La luz de las naciones



La Presentación del Señor

Para el día de hoy (02/02/15) 

Evangelio según San Lucas 2, 22-40




Jesús de Nazareth es llevado por sus padres al Templo de Jerusalem para cumplir con las tradiciones de su pueblo y con sus obligaciones religiosas. Son judíos galileos, se les nota en el acento, y son muy pobres: como ofrenda sacrificial llevan un par de pajaritos, pues no pueden adquirir nada más. Han de realizar dos rituales: la purificación de la parturienta y la consagración o rescate del primogénito.

Es extraño, muy extraño. La más pura acude a purificarse, el Redentor acude para ser rescatado, el Santo se acerca a ser santificado.
En realidad hay una señal cierta y un símbolo latente: el Salvador no es una abstracción, sino una persona concreta, enraizado en la cultura y la memoria de su pueblo. La Presentación del Señor es la ratificación de un Dios que se entreteje amorosamente en la historia humana, levadura humilde que fermenta toda la masa para un destino de pan bueno.

El Templo al que han llegado es enorme, imponente en sus ornamentaciones, en sus lámparas votivas, en el oro que refulge. Y ese niño es tan pequeño que parece perderse en la mera comparación.

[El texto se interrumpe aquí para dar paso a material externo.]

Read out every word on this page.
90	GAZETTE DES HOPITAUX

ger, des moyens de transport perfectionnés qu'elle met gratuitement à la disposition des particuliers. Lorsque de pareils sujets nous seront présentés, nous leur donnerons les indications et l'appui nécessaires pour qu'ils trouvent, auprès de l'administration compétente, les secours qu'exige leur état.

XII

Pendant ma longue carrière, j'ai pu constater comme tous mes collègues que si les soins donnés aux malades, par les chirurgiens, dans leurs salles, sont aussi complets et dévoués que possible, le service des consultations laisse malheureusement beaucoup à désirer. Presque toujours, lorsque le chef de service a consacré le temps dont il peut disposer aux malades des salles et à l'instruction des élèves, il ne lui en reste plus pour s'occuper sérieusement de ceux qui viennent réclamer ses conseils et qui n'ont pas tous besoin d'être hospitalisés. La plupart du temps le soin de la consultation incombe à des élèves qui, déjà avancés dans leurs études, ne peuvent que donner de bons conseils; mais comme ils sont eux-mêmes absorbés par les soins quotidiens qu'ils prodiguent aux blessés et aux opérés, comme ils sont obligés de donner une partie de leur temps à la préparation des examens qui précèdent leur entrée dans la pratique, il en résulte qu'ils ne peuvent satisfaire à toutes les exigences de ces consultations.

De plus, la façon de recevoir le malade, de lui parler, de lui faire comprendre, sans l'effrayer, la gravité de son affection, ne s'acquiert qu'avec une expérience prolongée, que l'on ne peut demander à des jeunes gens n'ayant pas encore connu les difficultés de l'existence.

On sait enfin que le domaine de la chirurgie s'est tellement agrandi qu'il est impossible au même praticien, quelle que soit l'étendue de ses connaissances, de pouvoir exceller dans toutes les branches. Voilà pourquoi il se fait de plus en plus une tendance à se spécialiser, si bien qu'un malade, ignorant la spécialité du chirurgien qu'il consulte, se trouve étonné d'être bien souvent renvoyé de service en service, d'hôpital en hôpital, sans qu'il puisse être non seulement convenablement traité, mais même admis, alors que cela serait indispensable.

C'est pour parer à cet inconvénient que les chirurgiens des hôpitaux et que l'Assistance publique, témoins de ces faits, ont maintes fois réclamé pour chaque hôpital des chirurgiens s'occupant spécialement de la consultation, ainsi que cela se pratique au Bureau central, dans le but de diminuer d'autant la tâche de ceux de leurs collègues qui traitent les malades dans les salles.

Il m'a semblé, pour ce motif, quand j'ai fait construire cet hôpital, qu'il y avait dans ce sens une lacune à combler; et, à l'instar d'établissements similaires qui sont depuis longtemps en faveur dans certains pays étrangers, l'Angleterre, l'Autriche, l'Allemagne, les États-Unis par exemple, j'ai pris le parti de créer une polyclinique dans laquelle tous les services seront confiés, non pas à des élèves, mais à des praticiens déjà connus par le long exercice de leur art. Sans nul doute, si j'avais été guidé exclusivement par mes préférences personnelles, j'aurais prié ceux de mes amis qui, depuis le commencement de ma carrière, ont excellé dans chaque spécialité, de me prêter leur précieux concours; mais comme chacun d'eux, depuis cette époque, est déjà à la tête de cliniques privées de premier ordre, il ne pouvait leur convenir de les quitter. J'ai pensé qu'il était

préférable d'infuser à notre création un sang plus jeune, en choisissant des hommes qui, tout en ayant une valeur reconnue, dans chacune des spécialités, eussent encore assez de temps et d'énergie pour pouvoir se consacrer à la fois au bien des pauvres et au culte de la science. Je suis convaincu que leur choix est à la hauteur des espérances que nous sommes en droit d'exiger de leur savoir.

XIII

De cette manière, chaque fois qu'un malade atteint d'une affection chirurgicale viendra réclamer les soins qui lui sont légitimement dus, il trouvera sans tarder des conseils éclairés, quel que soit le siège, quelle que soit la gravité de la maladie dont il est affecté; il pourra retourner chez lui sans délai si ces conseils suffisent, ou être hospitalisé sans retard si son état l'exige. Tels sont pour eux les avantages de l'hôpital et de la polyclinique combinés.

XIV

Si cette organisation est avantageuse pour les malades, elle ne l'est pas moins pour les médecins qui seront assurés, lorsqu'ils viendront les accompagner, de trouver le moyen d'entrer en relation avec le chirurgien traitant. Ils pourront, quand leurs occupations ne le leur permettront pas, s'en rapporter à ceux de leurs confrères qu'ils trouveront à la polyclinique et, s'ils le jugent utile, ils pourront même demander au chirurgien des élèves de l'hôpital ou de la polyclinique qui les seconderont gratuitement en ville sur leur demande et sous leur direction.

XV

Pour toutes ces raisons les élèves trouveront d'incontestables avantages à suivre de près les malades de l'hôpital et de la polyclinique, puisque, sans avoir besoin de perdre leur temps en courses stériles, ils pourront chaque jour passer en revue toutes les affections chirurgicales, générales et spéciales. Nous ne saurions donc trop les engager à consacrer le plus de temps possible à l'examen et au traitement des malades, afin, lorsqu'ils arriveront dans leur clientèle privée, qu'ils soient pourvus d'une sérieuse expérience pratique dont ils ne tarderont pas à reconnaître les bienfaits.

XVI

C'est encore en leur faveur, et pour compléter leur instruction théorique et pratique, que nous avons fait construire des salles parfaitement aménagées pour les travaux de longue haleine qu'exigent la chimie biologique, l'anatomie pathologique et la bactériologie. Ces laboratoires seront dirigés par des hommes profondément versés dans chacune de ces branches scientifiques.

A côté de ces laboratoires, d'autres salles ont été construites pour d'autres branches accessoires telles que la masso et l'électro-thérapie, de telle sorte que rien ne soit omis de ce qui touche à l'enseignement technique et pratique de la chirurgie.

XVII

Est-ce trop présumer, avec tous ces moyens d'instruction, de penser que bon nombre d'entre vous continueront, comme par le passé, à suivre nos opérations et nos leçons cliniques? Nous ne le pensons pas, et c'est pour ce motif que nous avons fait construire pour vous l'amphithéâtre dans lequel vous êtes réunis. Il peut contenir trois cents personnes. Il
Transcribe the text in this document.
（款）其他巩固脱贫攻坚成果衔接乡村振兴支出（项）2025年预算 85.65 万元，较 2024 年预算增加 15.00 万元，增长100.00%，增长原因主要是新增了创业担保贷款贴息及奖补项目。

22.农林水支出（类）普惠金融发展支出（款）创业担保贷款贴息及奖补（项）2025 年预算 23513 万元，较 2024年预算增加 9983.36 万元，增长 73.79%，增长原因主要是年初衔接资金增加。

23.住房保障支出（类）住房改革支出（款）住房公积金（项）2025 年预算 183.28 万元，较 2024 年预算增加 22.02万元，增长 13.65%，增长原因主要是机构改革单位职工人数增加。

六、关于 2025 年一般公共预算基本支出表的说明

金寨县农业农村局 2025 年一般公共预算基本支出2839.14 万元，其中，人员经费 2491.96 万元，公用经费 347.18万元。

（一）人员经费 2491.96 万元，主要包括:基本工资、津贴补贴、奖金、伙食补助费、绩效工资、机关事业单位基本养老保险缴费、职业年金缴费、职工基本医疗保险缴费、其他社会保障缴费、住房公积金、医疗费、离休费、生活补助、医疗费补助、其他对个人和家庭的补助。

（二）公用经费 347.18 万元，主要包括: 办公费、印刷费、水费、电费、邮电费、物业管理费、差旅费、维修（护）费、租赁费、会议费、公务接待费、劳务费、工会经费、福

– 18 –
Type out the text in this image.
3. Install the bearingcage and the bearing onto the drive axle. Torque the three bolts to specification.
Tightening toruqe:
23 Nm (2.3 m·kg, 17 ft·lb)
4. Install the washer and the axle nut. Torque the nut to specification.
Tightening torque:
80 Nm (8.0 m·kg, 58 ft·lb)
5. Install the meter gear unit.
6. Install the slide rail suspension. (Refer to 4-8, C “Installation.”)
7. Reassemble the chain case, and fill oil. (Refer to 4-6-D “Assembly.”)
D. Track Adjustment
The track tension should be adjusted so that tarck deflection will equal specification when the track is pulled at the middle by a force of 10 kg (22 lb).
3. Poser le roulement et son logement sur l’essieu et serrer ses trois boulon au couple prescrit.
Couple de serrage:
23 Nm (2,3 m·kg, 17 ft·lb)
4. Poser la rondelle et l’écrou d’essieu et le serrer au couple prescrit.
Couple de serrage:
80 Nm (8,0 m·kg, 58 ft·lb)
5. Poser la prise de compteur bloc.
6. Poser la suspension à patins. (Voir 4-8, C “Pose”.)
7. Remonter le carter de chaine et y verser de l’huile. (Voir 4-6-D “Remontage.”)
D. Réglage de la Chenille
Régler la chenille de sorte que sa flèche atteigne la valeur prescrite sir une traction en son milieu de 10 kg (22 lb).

Pero está aconteciendo un éxodo profundo, silencioso, definitivo.
A Dios no se lo encontrará en la pompa y en los rigores cultuales, ni será su morada única y exclusiva ese Templo de piedra. 

Dios se revela en una persona, en un bebé pequeño, templo latiente floreciente de sencillez por el que cada hombre y cada mujer se transformarán a su vez en templos vivos del Dios de la vida. Porque a Dios no se le encuentra en doctrinas ni se procura su favor mediante la piedad: a este Dios que se revela y se comunica se lo encuentra en Cristo, Palabra que se hace carne, persona, historia, niño en brazos de su Madre.

La luz de las naciones resplandece allí, pero la multitud abigarrada está ocupada en demasiadas cosas. Sólo los corazones fecundados por la fé saben mirar y ver, erguidos en plenitud y esperanza.

La tradición rememora a Joaquín y Ana como los padres de María, y el Evangelista Mateo a Jacob como el padre de José, pistas de abuelos de ese niño presentado en el Templo.
Pero es un tiempo nuevo, y los vínculos familiares no se definen por la sangre o el clan sino por el espíritu, en las honduras de los corazones. Allí, en medio de ese mar de gentes, con el incienso que todo lo perfuma y el humo de los sacrificios que tiñe el aire, dos pares de ojos mayores son capaces de la gran maravilla del encuentro.
Son los dos abuelos de ese Cristo en la sintonía de la Gracia, Ana y Simeón, tan cercanos a la muerte para muchos, tan vivos y plenos para nosotros. Y cada vez que acontece un encuentro en el que nos reconocemos tal cual somos, florece una serena alegría y el aire se purifica a pura profecía.

Luz de las naciones es ese Bebé Santo, amor de un Dios que revierte la historia, la fecunda, la transforma, la renueva y rescata desde los pequeños, los que no cuentan, tiempo de niños o, mejor aún, tiempo de mujeres y hombres con corazón de niño que portan en sus almas las llaves del Reino que nos sucede aquí y ahora.